Robyn acknowledged New Mexico is a pretty "unique location, and it's hard to say what fraction of movie production would continue to go on in absence of credits. There's a lot of things you can't get anywhere else but New Mexico."
Still, he said the competition between the states is nothing more than "a race to the bottom where states are giving away more and more money and the film industry has so much leverage it can say, 'If you don't give us another million dollars, we'll leave.' And you want to avoid that in any tax situation."
On Tuesday, The Albuquerque Journal reported that a New England-based study being used by anti-incentive New Mexican lawmakers suggests that taxpayers only get back 39 cents for every dollar spent on the film industry — which is a much different amount estimated by the Ernst and Young study of 2009, commissioned by the New Mexico State Film Office and State Investment Council. That report said, among other positive things, that New Mexico's film incentives created roughly $1.50 in net tax revenue for every dollar spent — and at least 2,200 direct jobs.

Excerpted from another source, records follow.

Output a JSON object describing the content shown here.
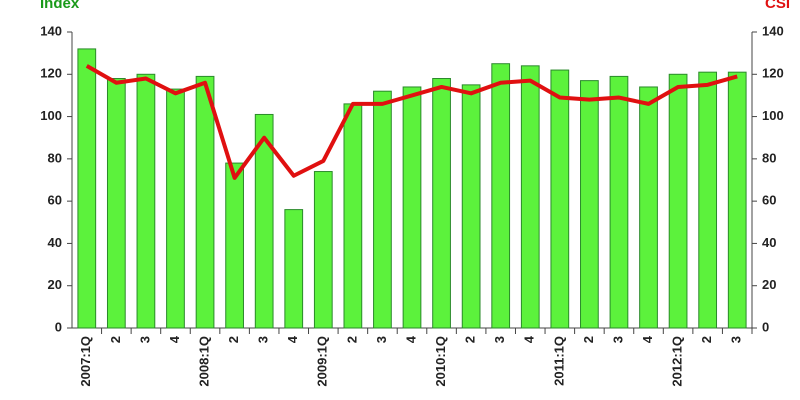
{
  "chart_data": {
    "type": "bar",
    "y_label": "Index",
    "y2_label": "CSI",
    "categories": [
      "2007:1Q",
      "2",
      "3",
      "4",
      "2008:1Q",
      "2",
      "3",
      "4",
      "2009:1Q",
      "2",
      "3",
      "4",
      "2010:1Q",
      "2",
      "3",
      "4",
      "2011:1Q",
      "2",
      "3",
      "4",
      "2012:1Q",
      "2",
      "3"
    ],
    "series": [
      {
        "type": "bar",
        "color": "#5cf23c",
        "values": [
          132,
          118,
          120,
          113,
          119,
          78,
          101,
          56,
          74,
          106,
          112,
          114,
          118,
          115,
          125,
          124,
          122,
          117,
          119,
          114,
          120,
          121,
          121
        ]
      },
      {
        "type": "line",
        "axis": "y2",
        "color": "#e01010",
        "values": [
          124,
          116,
          118,
          111,
          116,
          71,
          90,
          72,
          79,
          106,
          106,
          110,
          114,
          111,
          116,
          117,
          109,
          108,
          109,
          106,
          114,
          115,
          119
        ]
      }
    ],
    "ylim": [
      0,
      140
    ],
    "yticks": [
      0,
      20,
      40,
      60,
      80,
      100,
      120,
      140
    ],
    "y2lim": [
      0,
      140
    ],
    "y2ticks": [
      0,
      20,
      40,
      60,
      80,
      100,
      120,
      140
    ]
  }
}
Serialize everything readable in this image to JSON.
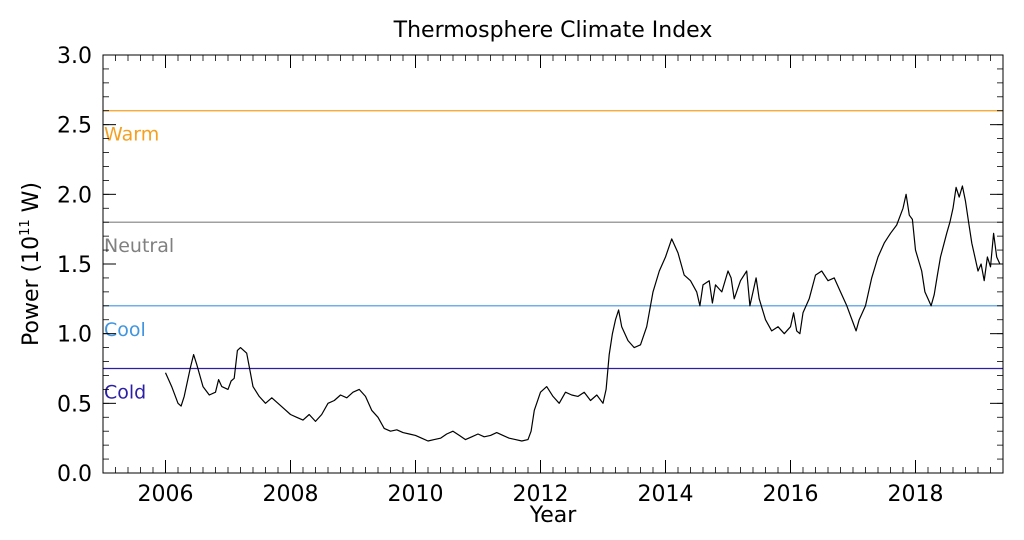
{
  "chart_data": {
    "type": "line",
    "title": "Thermosphere Climate Index",
    "xlabel": "Year",
    "ylabel_main": "Power (10",
    "ylabel_sup": "11",
    "ylabel_unit": " W)",
    "xlim": [
      2005.0,
      2019.4
    ],
    "ylim": [
      0.0,
      3.0
    ],
    "x_ticks": [
      2006,
      2008,
      2010,
      2012,
      2014,
      2016,
      2018
    ],
    "y_ticks": [
      "0.0",
      "0.5",
      "1.0",
      "1.5",
      "2.0",
      "2.5",
      "3.0"
    ],
    "grid": false,
    "thresholds": [
      {
        "name": "Warm",
        "value": 2.6,
        "color": "#f5a020"
      },
      {
        "name": "Neutral",
        "value": 1.8,
        "color": "#808080"
      },
      {
        "name": "Cool",
        "value": 1.2,
        "color": "#3f95e0"
      },
      {
        "name": "Cold",
        "value": 0.75,
        "color": "#2a1fa5"
      }
    ],
    "series": [
      {
        "color": "#000000",
        "points": [
          [
            2006.0,
            0.72
          ],
          [
            2006.1,
            0.62
          ],
          [
            2006.2,
            0.5
          ],
          [
            2006.25,
            0.48
          ],
          [
            2006.3,
            0.55
          ],
          [
            2006.4,
            0.76
          ],
          [
            2006.45,
            0.85
          ],
          [
            2006.5,
            0.78
          ],
          [
            2006.6,
            0.62
          ],
          [
            2006.7,
            0.56
          ],
          [
            2006.8,
            0.58
          ],
          [
            2006.85,
            0.67
          ],
          [
            2006.9,
            0.62
          ],
          [
            2007.0,
            0.6
          ],
          [
            2007.05,
            0.66
          ],
          [
            2007.1,
            0.68
          ],
          [
            2007.15,
            0.88
          ],
          [
            2007.2,
            0.9
          ],
          [
            2007.3,
            0.86
          ],
          [
            2007.4,
            0.62
          ],
          [
            2007.5,
            0.55
          ],
          [
            2007.6,
            0.5
          ],
          [
            2007.7,
            0.54
          ],
          [
            2007.8,
            0.5
          ],
          [
            2007.9,
            0.46
          ],
          [
            2008.0,
            0.42
          ],
          [
            2008.1,
            0.4
          ],
          [
            2008.2,
            0.38
          ],
          [
            2008.3,
            0.42
          ],
          [
            2008.4,
            0.37
          ],
          [
            2008.5,
            0.42
          ],
          [
            2008.6,
            0.5
          ],
          [
            2008.7,
            0.52
          ],
          [
            2008.8,
            0.56
          ],
          [
            2008.9,
            0.54
          ],
          [
            2009.0,
            0.58
          ],
          [
            2009.1,
            0.6
          ],
          [
            2009.2,
            0.55
          ],
          [
            2009.3,
            0.45
          ],
          [
            2009.4,
            0.4
          ],
          [
            2009.5,
            0.32
          ],
          [
            2009.6,
            0.3
          ],
          [
            2009.7,
            0.31
          ],
          [
            2009.8,
            0.29
          ],
          [
            2009.9,
            0.28
          ],
          [
            2010.0,
            0.27
          ],
          [
            2010.1,
            0.25
          ],
          [
            2010.2,
            0.23
          ],
          [
            2010.3,
            0.24
          ],
          [
            2010.4,
            0.25
          ],
          [
            2010.5,
            0.28
          ],
          [
            2010.6,
            0.3
          ],
          [
            2010.7,
            0.27
          ],
          [
            2010.8,
            0.24
          ],
          [
            2010.9,
            0.26
          ],
          [
            2011.0,
            0.28
          ],
          [
            2011.1,
            0.26
          ],
          [
            2011.2,
            0.27
          ],
          [
            2011.3,
            0.29
          ],
          [
            2011.4,
            0.27
          ],
          [
            2011.5,
            0.25
          ],
          [
            2011.6,
            0.24
          ],
          [
            2011.7,
            0.23
          ],
          [
            2011.8,
            0.24
          ],
          [
            2011.85,
            0.3
          ],
          [
            2011.9,
            0.45
          ],
          [
            2012.0,
            0.58
          ],
          [
            2012.1,
            0.62
          ],
          [
            2012.2,
            0.55
          ],
          [
            2012.3,
            0.5
          ],
          [
            2012.4,
            0.58
          ],
          [
            2012.5,
            0.56
          ],
          [
            2012.6,
            0.55
          ],
          [
            2012.7,
            0.58
          ],
          [
            2012.8,
            0.52
          ],
          [
            2012.9,
            0.56
          ],
          [
            2013.0,
            0.5
          ],
          [
            2013.05,
            0.6
          ],
          [
            2013.1,
            0.85
          ],
          [
            2013.15,
            1.0
          ],
          [
            2013.2,
            1.1
          ],
          [
            2013.25,
            1.17
          ],
          [
            2013.3,
            1.05
          ],
          [
            2013.4,
            0.95
          ],
          [
            2013.5,
            0.9
          ],
          [
            2013.6,
            0.92
          ],
          [
            2013.7,
            1.05
          ],
          [
            2013.8,
            1.3
          ],
          [
            2013.9,
            1.45
          ],
          [
            2014.0,
            1.55
          ],
          [
            2014.1,
            1.68
          ],
          [
            2014.2,
            1.58
          ],
          [
            2014.3,
            1.42
          ],
          [
            2014.4,
            1.38
          ],
          [
            2014.5,
            1.3
          ],
          [
            2014.55,
            1.2
          ],
          [
            2014.6,
            1.35
          ],
          [
            2014.7,
            1.38
          ],
          [
            2014.75,
            1.22
          ],
          [
            2014.8,
            1.35
          ],
          [
            2014.9,
            1.3
          ],
          [
            2015.0,
            1.45
          ],
          [
            2015.05,
            1.4
          ],
          [
            2015.1,
            1.25
          ],
          [
            2015.2,
            1.38
          ],
          [
            2015.3,
            1.45
          ],
          [
            2015.35,
            1.2
          ],
          [
            2015.4,
            1.3
          ],
          [
            2015.45,
            1.4
          ],
          [
            2015.5,
            1.25
          ],
          [
            2015.6,
            1.1
          ],
          [
            2015.7,
            1.02
          ],
          [
            2015.8,
            1.05
          ],
          [
            2015.9,
            1.0
          ],
          [
            2016.0,
            1.05
          ],
          [
            2016.05,
            1.15
          ],
          [
            2016.1,
            1.02
          ],
          [
            2016.15,
            1.0
          ],
          [
            2016.2,
            1.15
          ],
          [
            2016.3,
            1.25
          ],
          [
            2016.4,
            1.42
          ],
          [
            2016.5,
            1.45
          ],
          [
            2016.6,
            1.38
          ],
          [
            2016.7,
            1.4
          ],
          [
            2016.8,
            1.3
          ],
          [
            2016.9,
            1.2
          ],
          [
            2017.0,
            1.08
          ],
          [
            2017.05,
            1.02
          ],
          [
            2017.1,
            1.1
          ],
          [
            2017.2,
            1.2
          ],
          [
            2017.3,
            1.4
          ],
          [
            2017.4,
            1.55
          ],
          [
            2017.5,
            1.65
          ],
          [
            2017.6,
            1.72
          ],
          [
            2017.7,
            1.78
          ],
          [
            2017.8,
            1.9
          ],
          [
            2017.85,
            2.0
          ],
          [
            2017.9,
            1.85
          ],
          [
            2017.95,
            1.82
          ],
          [
            2018.0,
            1.6
          ],
          [
            2018.1,
            1.45
          ],
          [
            2018.15,
            1.3
          ],
          [
            2018.2,
            1.25
          ],
          [
            2018.25,
            1.2
          ],
          [
            2018.3,
            1.28
          ],
          [
            2018.35,
            1.42
          ],
          [
            2018.4,
            1.55
          ],
          [
            2018.5,
            1.72
          ],
          [
            2018.55,
            1.8
          ],
          [
            2018.6,
            1.9
          ],
          [
            2018.65,
            2.05
          ],
          [
            2018.7,
            1.98
          ],
          [
            2018.75,
            2.06
          ],
          [
            2018.8,
            1.95
          ],
          [
            2018.85,
            1.8
          ],
          [
            2018.9,
            1.65
          ],
          [
            2018.95,
            1.55
          ],
          [
            2019.0,
            1.45
          ],
          [
            2019.05,
            1.5
          ],
          [
            2019.1,
            1.38
          ],
          [
            2019.15,
            1.55
          ],
          [
            2019.2,
            1.48
          ],
          [
            2019.25,
            1.72
          ],
          [
            2019.3,
            1.55
          ],
          [
            2019.35,
            1.5
          ]
        ]
      }
    ]
  }
}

Jennifer Weiner, a policy analyst for The New England Public Policy Center, compared film incentive programs and studies for New Mexico, New York and Connecticut in an April 2009 memorandum. Speaking by phone Tuesday, she said she was asked to compile the report for Connecticut Voices for Children, a public-education advocacy group that was concerned about how much money and effort that state was putting into attracting film productions.
Her study was based on existing data about those states' film-incentive programs, and was not in any way politically motivated, she said.
Senate Bill 235, which would put a $2 million cap on production expenditures for individual film and television projects under the state incentives program, might still be heard inside the Roundhouse before the session ends. The bill was introduced by Senate Finance Committee Vice Chairman John Arthur Smith, D-Deming, who two years ago introduced a similar bill, which was tabled. In January the film industry survived a more drastic bill, introduced by Rep. Dennis J. Kintigh, R-Roswell, that would have removed all film incentives.